Ah, right! Thanks for the correction. Then, if I haven't missed anything again, we get:

dy/dt[i] = 1
dy/ds[i] = dy/dt[i] * dt[i]/dt[i] = 1 * 1 = 1
dy/dW[j,k] = dy/ds[i] * ds[i]/dW[j, k] = 1 * (i == j) * x[k] = (i == j) * x[k] = x[k]

i.e. for all j in J:

dy/dW[j,k] = x[k] 

which can be vectorized as:

dydW = repmat(x', 3)

(or somehow smarter)

I'll check it on a couple more examples, but I guess for most functions of form R^n -> R (i.e. most loss functions) we can generate fully vectorized code quite easily.

A note on the state of tensor differentiation. Currently multiplication of tensors up to rank 2 and elementwise operations are supported. Here's an example:

julia> ex = :(D[i,j] = A[i,k] * B[k,j] + log(C[i,j]))
:(D[i,j] = A[i,k] * B[k,j] + log(C[i,j]))

julia> using Espresso

julia> rdiff(ex, A=rand(3,2), B=rand(2, 3), C=rand(3,3))
3-element Array{Expr,1}:
 :(dD[i,j] / dA[k,l] = B[l,j] * (i == k))                 
 :(dD[i,j] / dB[k,l] = A[i,k] * (j == l))                 
 :(dD[i,j] / dC[k,l] = (1 / C[k,j]) * (j == l) * (i == k))
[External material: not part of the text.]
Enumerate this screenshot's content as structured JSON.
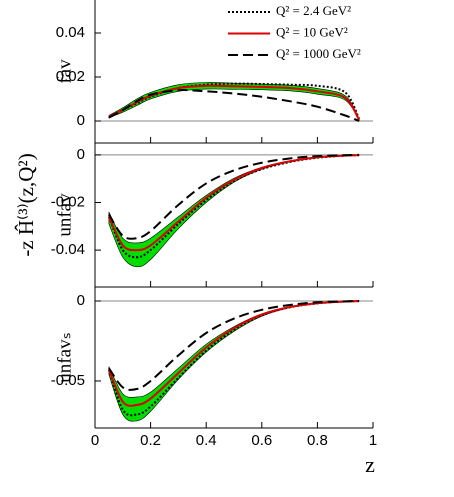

Where statements like i == k (I call them "guards", the name taken from Haskell) encode (in)dependencies between elements, e.g. dD[i,j] / dA[k,l] = B[l,j] * (i == k) means that D[i,j] depends on A[k,l] only when i == k, while for all other elements there's no dependency and derivative is zero.
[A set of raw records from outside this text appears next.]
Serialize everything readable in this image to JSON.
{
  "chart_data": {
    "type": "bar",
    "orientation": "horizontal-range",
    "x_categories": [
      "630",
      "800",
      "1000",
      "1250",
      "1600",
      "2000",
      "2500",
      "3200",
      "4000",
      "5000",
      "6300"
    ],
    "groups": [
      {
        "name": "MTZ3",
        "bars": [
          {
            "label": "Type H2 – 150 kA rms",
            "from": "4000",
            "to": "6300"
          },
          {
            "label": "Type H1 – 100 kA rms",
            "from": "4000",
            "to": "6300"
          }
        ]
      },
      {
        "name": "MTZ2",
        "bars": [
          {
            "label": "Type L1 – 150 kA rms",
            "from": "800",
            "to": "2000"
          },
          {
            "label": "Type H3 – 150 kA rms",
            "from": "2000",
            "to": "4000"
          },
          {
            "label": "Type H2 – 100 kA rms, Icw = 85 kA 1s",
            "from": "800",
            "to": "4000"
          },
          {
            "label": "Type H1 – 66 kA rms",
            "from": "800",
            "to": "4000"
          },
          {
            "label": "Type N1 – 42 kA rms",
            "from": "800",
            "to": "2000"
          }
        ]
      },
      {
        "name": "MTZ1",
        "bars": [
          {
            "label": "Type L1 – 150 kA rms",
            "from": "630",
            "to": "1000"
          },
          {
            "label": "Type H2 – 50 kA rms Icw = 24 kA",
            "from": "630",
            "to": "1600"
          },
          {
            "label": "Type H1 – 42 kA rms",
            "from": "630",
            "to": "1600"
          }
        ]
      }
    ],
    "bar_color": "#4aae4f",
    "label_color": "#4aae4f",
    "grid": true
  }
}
Here's a new list of what needs to be done, mostly for me to keep track of these tasks:

  • conversion from vector to Einstein notation
  • conversion from Einstein to vector notation
  • support for constants; we should not search for derivatives of output w.r.t. constants
  • support for scalars; scalars are different from normal variables in that they do not have an index, e.g. C[i,j] = A[i, j] + 1
  • support for sum(x), mean(x), etc.; summation is very special for Einstein notation, one way to hande it is to transform sum(x) into x[i] * I[i], where I is a pseudo variable for which I[k] = 1.0 for any k
  • support inner product, c[] = a[i] * b[i]; outer product, e.g. c[i,j] = a[i] * b[j] is already supported
  • inner contraction; might be trivial or deadly hard, haven't thought about it at all yet
  • clean up, tests, documentation

I suppose inner product will also work if we can run eval(:(@einsum c[] := a[i] * b[i])), which currently produces an assertion error. @ahwillia does it fit into Einsum.jl (sorry if I have already asked it)?

Please, feel free to comment on existing items or add new ones.

Closing it since differentiation moved to XDiff.jl a long ago.